Every baby is born not only eager to eat, but also wanting to cook like Mom and Dad. Not only is it a primary means of relating to other humans, but cooking is intrinsically interesting in its own right: stirring, mixing, measuring, cracking eggs, creating, using tools like knives, mixers, fire, not to mention the eating. The processes are sheer experimentation, with reactions, transformations, surprises, delights and disasters.  It’s as richly fascinating a subject as any. Gardening, too, deepens a child’s relationship to food.  What they cook, they will want to eat; what they grow, all the more so.

Even grocery shopping can be an opportunity for kids to get acquainted with food. When my children were little, I would take them to the Farmer’s Market in Decatur, Georgia, the world’s best grocery store.  We would taste samples, look at the cheeses, the vast array of produce, and the seafood—some of it still wriggling. We would often eat lunch together there at the buffet of exotic foods.  My children gained connections to all kinds of food and culture while spending enjoyable time as a family.  They got to know Real Food and had fun doing it. As a result, they aren’t distrustful of it.
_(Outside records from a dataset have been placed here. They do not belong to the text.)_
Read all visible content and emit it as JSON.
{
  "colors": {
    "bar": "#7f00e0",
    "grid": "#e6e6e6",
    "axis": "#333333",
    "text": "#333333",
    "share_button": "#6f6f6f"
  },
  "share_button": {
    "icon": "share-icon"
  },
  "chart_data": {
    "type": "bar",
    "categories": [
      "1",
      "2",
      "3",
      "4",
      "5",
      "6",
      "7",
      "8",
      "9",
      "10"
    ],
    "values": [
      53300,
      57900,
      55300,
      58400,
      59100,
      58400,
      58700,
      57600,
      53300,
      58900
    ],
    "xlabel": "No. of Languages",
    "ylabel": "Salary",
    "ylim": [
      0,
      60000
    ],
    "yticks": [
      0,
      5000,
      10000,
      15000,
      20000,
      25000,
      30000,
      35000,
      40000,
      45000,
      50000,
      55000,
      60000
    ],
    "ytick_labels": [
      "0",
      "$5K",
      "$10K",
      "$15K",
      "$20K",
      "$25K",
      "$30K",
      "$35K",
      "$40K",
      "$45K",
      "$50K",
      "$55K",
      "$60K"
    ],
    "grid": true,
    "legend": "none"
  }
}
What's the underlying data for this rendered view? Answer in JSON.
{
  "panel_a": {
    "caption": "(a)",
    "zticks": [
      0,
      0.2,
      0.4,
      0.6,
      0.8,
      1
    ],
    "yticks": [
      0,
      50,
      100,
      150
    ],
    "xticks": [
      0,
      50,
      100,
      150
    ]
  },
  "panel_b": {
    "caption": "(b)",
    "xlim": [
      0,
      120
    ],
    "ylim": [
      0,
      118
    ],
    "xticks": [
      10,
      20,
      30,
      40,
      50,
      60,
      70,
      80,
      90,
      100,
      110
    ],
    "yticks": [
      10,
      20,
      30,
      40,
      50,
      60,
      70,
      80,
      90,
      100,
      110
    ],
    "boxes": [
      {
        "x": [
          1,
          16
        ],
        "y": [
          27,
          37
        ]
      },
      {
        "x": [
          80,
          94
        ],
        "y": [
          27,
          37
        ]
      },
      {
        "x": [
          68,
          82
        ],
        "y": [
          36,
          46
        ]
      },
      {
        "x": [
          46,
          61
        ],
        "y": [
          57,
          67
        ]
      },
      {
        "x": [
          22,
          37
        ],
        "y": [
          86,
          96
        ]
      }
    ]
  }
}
It’s not foreign to them like it is to some of the youngsters who ring up my groceries and don’t recognize the radishes coming across the conveyor belt.

By leading a child to relate to all that is good in the world, we place their feet in a large room and give them a fuller life.

For some folks, though, their original, built-in interest in food is extinguished along the way instead of fostered.

Some years ago, we visited Rome and were given an incredibly informative tour by my husband’s distant cousin.  Jean-Jacques was a French priest and former physician who formulates family issues policy for the Vatican. He’d been in Italy for nine years. He knew everything about Roman history.

We were struck, on the other hand, by his complete indifference to where or what we ate.  He ate food, of course, but he had no relationship with it and apparently took no pleasure in it. He ate to live, but he clearly didn’t live to eat. My eyes were opened to just how different people can be from one another when I asked him where capers* came from and he had no idea. Nor did he care. It was a shock like the one I got when I first discovered, as an adult, that some people didn’t read the comics. We found it highly unusual for a Frenchman, and a discordant gap in his broad knowledge, like a tragic flaw in a classical Greek hero. We left Rome disappointed in nothing but our gastronomic experiences there. Since Jean-Jacques has no children, at least his disinterest in food was a tragedy only for him. Was it, I have to wonder, perhaps a factor in his remaining single and becoming a priest instead of getting married?

Along with connecting kids to healthy food and to each other, cooking is one of the richest educational opportunities available to a family.  Cooking is a natural way to work, relate and share with others.  It gives a child the chance to both deepen and satisfy his inborn curiosity. He follows directions, takes responsibility, uses his hands and head, and finds satisfaction in concrete accomplishment.  It’s real living. What could be more practical than taking advantage of this natural part of life to teach and equip your youngsters with such valuable assets?

I’m grasping my last opportunities to pass on all these assets to my son, who is going off to college in September.  I tell him that the ability to cook—which he already has a head start on, being half French—is a quality that will make him a valued roommate, and furthermore, good husband material.

I think my mother-in-law would approve.

***

Capon “Food and cooking are among the richest subjects in the world. Every day of our lives, they preoccupy, delight and refresh us. Food is not just some fuel we need to get us going toward higher things. Cooking is not a drudgery we put up with in order to get the fuel delivered. Rather, each is a heart’s astonishment. Both stop us dead in our tracks with wonder. Even more, they sit us down evening after evening, and in the company that forms around our dinner tables, they actually create our humanity.”

– Robert Farrar Capon, The Supper of the Lamb: A Culinary Reflection

Capers in dish

*Capers are the unripened flower buds of a Mediterranean perennial shrub, used pickled in the cooking of that region.